Barbados Prime Minister, Mia Amor Mottley. Photo credit: GP.

Barbados PM Bats For Deeper Regional Integration And Unity

BRIDGETOWN, Barbados, February 13, 2020 (CMC) – Prime Minister, Mia Mottley, has warned Barbadians that they cannot survive in isolation, as she piloted an amendment to existing legislation, on Tuesday night, in keeping with the freedom of movement of Caribbean Community (CARICOM) nationals.

Mottley, who is also Chair of the 15-member regional integration grouping, told legislators that Barbados, with a population of 280,000, cannot survive on its own, “because we do not have enough economic activity on our own”.

Piloting the CARICOM Freedom of Movement of Persons Amendment Bill, Mottley said that as a result, Bridgetown should be more welcoming of its regional neighbours, under the terms of the CSME that allows for the free movement of goods, skills, labour and services.

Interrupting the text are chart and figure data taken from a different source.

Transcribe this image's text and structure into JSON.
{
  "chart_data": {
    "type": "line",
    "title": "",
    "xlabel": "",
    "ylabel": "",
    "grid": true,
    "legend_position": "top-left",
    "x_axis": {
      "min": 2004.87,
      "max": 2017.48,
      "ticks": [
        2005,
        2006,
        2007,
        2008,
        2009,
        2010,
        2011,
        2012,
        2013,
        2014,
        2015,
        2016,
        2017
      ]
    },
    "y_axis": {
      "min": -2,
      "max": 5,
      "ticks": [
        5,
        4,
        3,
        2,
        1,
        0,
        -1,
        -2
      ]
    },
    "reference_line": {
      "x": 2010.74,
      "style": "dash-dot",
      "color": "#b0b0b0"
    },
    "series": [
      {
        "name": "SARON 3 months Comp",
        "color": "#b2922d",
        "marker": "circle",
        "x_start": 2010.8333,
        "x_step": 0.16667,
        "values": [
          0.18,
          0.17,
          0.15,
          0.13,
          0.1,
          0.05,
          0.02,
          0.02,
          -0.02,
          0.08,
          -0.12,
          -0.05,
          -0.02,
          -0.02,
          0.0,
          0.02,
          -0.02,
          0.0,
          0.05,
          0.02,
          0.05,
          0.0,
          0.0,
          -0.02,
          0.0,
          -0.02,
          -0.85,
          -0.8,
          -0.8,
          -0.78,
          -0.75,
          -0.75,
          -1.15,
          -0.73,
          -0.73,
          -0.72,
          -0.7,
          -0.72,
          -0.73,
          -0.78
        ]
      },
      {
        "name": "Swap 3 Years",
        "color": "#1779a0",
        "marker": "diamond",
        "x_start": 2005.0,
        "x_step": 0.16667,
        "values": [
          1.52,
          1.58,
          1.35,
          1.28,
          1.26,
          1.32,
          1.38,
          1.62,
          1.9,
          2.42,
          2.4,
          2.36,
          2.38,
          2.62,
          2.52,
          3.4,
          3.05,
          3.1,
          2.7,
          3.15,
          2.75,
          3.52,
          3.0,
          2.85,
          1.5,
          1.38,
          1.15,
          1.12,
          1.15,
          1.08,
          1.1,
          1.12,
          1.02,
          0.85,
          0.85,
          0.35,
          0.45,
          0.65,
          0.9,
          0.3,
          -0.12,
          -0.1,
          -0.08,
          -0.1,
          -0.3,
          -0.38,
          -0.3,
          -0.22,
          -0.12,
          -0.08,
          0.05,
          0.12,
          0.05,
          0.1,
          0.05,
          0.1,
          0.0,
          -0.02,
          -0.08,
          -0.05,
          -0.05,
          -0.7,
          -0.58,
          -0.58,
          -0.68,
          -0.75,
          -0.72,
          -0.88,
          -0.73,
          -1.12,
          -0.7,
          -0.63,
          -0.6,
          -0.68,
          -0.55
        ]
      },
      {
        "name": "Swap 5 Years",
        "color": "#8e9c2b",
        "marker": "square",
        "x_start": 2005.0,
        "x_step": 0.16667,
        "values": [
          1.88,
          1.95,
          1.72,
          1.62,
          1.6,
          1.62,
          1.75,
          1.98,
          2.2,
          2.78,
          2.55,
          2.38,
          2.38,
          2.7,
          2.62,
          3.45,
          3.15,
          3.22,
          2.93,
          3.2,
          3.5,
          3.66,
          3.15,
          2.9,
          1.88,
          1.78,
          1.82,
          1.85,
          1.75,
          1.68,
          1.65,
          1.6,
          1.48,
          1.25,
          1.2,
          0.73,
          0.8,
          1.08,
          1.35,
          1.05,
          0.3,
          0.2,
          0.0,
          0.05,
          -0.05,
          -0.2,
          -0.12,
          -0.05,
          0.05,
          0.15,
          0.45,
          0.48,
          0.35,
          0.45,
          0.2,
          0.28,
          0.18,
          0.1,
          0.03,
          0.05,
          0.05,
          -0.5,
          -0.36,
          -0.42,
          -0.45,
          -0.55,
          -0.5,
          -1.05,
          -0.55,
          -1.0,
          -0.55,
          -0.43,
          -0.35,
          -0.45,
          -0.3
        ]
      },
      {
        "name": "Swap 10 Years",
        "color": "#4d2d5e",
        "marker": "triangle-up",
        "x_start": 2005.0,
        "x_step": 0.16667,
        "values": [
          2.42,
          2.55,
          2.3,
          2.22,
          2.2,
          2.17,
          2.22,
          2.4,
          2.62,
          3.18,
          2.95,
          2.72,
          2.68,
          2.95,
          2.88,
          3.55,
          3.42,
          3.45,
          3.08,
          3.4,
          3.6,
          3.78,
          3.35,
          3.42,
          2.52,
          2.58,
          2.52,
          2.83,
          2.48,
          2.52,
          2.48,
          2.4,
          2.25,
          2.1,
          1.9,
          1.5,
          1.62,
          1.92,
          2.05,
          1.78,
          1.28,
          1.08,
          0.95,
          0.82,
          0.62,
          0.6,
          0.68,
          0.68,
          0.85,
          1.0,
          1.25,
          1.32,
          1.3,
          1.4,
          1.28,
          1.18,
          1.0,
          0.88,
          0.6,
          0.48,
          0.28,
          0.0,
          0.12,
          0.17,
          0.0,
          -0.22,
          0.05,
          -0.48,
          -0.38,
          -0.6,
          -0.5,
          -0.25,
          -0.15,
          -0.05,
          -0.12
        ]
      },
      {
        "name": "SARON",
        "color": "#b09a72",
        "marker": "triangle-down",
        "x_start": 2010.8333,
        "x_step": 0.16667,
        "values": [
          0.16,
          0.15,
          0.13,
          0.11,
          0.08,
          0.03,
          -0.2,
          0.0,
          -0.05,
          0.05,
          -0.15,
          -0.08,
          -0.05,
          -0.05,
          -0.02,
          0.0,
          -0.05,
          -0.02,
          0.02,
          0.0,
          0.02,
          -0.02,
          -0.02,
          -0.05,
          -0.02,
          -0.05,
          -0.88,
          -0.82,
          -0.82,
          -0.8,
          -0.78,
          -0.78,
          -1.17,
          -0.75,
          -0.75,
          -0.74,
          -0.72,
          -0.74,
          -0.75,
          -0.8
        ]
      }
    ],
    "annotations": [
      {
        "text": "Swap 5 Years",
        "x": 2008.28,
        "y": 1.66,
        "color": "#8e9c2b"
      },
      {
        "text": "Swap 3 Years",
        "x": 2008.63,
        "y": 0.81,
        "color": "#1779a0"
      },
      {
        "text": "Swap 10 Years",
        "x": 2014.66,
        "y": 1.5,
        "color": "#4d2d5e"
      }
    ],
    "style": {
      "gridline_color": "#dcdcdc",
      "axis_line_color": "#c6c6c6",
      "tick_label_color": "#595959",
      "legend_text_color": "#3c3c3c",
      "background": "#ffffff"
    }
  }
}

“Barbados has a trade surplus with one region in the world, and that is the Organisation of Eastern Caribbean States (OECS), as well as with Guyana.

“So when xenophobic statements come, we forget to recognise our economic stability is linked to our neighbours, and Trinidad is where the second or third largest source of investment into Barbados comes from.

“And when we add, that one in every five visitors to Barbados comes from the CARICOM region, we begin to understand why the political party I lead, has a constitutional objective to pursue regional integration,” she told legislators.

Prime Minister Mottley said that the proposed legislation “defines very clearly what is meant by an agricultural worker, an artisan, an artist, a security officer, and we have also used the opportunity to clean up aspects of its functioning, to define what a community national is, a qualifying CARICOM State is” ….

She said Barbados is also “allowing for provisional entry for dependents of the person (for example spouses or young children), and over the last 18 months, we have brought clarity to the Protocol on Contingent Rights to allow people to see what benefits they can get, in moving from country to country”.

The prime minister said that Barbados was once a major exporter of labour in the years, immediately following emancipation in 1838, and that once again, one of the dilemmas the region faced, was that countries, like Guyana and Suriname, despite having enormous potential for economic growth following the discovery of significant oil reserves, are short on people with the requisite skills to profit from it.

“Guyana is the size of England, Scotland and Wales combined, but while the UK has a population of 64 million, Guyana has 741,000 people. Suriname is bigger than the Netherlands but its population is 563,402.

“Ironically, they are the least populated countries in CARICOM, but they are expected to grow to unprecedented levels, shortly. Even with the best will in the world, we will have to work together, because if we don’t, nature abhors a vacuum and others will come in and fill it.”

Mottley, who will host regional leaders for their inter-sessional summit, next week, said that “we have to recognise that there is great strength in unity, and we need to build out a community greater than the sum total of us all.

“The precept, upon which the Revised Treaty of Chaguaramas was signed, says we will treat each other better than anyone else who does not belong to the grouping, the most favoured nation precept, so if we take that spirit, we must recognise we need to look at each other, before we look at anyone else.

“When the two Energy Ministers from Barbados and Trinidad signed an agreement to work together a year ago, it recognised Trinidad has a century of working with oil and natural gas, while Barbados does not,” she said, adding “it is better to work together than to have someone from far and away to work with us and benefit themselves, more than we do.”

But Prime Minister Mottley said that there’s nothing in the proposed legislation that would allow persons, who were deported from the island, the right to stay.

“So, in all that we are doing, a country still has the right to protect itself from those who were deported for any particularly serious purpose, and the country has the right to take protective action to protect its borders, this normally relates to national security, but also public health, on occasion,” she added.